As you have been coping with this within your family, Wild defenseman Ryan Suter, who you're very close to, lost his father, Bob, suddenly to a heart attack. How much have you two leaned on each other through these difficult times, and how do you do it?

"When Ryan found out what my dad was going through he went right away to [Wild general manager] Chuck [Fletcher] and said, 'We need to bring J.P. on the trip.' It worked out pretty good that we were going to Phoenix, L.A. and Chicago on a six- or seven-day trip. They set it up for him and he came on the flight with us. He was saying that nothing had changed from when he was playing. Yeah, we fly private and that was cool for him to see, but he said it was still similar to when he was playing in the 1970s. He was having a great time with that. Now the devastation with Ryan and their family, with what happened to Bob, it's like I can't imagine what they are going through. The way to deal with it is to be the same for him and be there for him and his family the best we can."

As for the team, the Wild are coming off a good run in the Stanley Cup Playoffs, got into the second round. Now there are high expectations. Can you flip this into a positive and give your father something to get up and get energized for this season? What do you think of the team now as you're deep into training camp and the preseason schedule?

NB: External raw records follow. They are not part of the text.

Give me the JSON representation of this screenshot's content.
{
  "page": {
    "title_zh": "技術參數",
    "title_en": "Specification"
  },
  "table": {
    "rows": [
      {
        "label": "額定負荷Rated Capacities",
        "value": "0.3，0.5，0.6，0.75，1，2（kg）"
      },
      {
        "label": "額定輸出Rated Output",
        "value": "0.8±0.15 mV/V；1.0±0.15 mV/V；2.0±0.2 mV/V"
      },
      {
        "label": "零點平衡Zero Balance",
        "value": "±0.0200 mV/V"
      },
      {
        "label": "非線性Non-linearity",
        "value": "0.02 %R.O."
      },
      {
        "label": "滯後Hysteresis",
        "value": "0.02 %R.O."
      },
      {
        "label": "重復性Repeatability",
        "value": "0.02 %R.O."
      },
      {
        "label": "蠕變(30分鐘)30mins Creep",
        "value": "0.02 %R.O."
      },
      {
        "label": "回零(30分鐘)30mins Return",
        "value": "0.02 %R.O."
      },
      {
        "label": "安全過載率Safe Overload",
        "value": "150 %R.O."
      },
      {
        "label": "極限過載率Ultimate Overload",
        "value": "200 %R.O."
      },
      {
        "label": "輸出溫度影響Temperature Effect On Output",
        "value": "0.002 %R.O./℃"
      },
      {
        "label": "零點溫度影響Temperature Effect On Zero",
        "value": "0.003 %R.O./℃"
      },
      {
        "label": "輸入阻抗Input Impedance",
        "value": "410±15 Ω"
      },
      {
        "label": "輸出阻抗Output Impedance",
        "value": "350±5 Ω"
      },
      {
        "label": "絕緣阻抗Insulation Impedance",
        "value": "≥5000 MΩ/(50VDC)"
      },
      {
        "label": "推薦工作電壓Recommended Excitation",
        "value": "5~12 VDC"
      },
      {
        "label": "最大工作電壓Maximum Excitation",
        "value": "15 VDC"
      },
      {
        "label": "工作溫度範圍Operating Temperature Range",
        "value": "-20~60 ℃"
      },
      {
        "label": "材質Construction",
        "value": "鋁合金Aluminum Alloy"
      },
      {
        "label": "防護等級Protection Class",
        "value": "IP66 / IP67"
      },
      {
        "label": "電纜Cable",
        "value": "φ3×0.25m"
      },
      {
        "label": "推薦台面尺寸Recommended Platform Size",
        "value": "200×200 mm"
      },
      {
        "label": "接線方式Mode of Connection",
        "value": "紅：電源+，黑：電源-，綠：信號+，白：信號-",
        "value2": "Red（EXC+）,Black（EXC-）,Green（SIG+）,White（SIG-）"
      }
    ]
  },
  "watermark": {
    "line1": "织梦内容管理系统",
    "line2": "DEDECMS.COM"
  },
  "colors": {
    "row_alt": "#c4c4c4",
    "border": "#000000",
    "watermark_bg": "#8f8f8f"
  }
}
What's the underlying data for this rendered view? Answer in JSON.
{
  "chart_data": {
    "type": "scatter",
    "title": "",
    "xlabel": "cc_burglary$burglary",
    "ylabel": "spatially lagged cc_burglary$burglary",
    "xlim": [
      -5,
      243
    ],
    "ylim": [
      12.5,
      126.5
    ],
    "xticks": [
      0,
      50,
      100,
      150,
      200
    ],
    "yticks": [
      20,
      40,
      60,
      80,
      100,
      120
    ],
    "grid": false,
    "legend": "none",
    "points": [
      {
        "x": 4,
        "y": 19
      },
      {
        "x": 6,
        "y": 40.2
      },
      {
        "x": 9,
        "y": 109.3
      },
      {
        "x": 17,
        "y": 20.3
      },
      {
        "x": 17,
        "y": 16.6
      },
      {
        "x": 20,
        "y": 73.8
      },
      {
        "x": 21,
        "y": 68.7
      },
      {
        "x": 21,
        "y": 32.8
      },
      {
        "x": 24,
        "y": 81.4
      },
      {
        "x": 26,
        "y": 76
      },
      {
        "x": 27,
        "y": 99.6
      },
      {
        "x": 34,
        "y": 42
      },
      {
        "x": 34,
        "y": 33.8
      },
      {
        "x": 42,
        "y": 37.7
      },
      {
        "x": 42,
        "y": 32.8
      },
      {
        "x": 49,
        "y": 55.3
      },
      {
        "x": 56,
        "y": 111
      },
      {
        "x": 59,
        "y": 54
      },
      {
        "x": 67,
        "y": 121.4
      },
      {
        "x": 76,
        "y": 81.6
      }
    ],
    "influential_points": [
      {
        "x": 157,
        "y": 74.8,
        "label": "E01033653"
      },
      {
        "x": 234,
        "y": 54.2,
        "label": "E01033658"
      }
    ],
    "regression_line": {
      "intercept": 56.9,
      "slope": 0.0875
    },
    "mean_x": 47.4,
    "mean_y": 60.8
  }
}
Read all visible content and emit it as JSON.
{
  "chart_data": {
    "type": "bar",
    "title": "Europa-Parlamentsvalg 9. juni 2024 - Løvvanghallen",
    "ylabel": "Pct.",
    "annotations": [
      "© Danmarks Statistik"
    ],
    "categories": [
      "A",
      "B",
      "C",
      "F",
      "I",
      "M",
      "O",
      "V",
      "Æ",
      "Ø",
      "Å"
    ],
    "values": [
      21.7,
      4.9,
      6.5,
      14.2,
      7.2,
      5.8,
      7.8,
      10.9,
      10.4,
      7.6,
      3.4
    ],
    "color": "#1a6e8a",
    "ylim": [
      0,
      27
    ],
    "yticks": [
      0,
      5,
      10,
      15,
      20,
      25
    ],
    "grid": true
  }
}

"I think it's looking pretty good. It's important for us to not get ahead of ourselves with how well we were playing at the end of the season last year and to just expect to play well and start winning games right away at the beginning of the season. Every team in our division got better in the offseason. It's important to remember what we did and how we played, but if you remember at the end of the season we were fighting for a playoff spot, going back and forth, so it's not as if we coasted into the playoffs. We can't be comfortable just because we played well at the end of last season."

Save for an injury, you rarely had to worry about a goaltending issue in New Jersey because of Martin Brodeur. You don't have stability at that position in Minnesota. How does it affect you and the team to know there is uncertainty at that position heading into the season?

"Surprisingly, with what we went through last year in almost the same situation, we handle it really well. I think we play a good style. We don't give up too many quality opportunities per game. We play good team defense, and last year we were able to play four or five goalies and still make it [to the playoffs]. It's almost to the point where you're not surprised by anything anymore. We handle it by knowing we still have Nik [Backstrom] and Darcy [Kuemper], who is going to be a really good goalie. We saw how well Bryz [Ilya Bryzgalov] will play for us at the end of last season. We've got confidence in all three of them. Whoever is playing for us, we feel comfortable with all three of them in the net."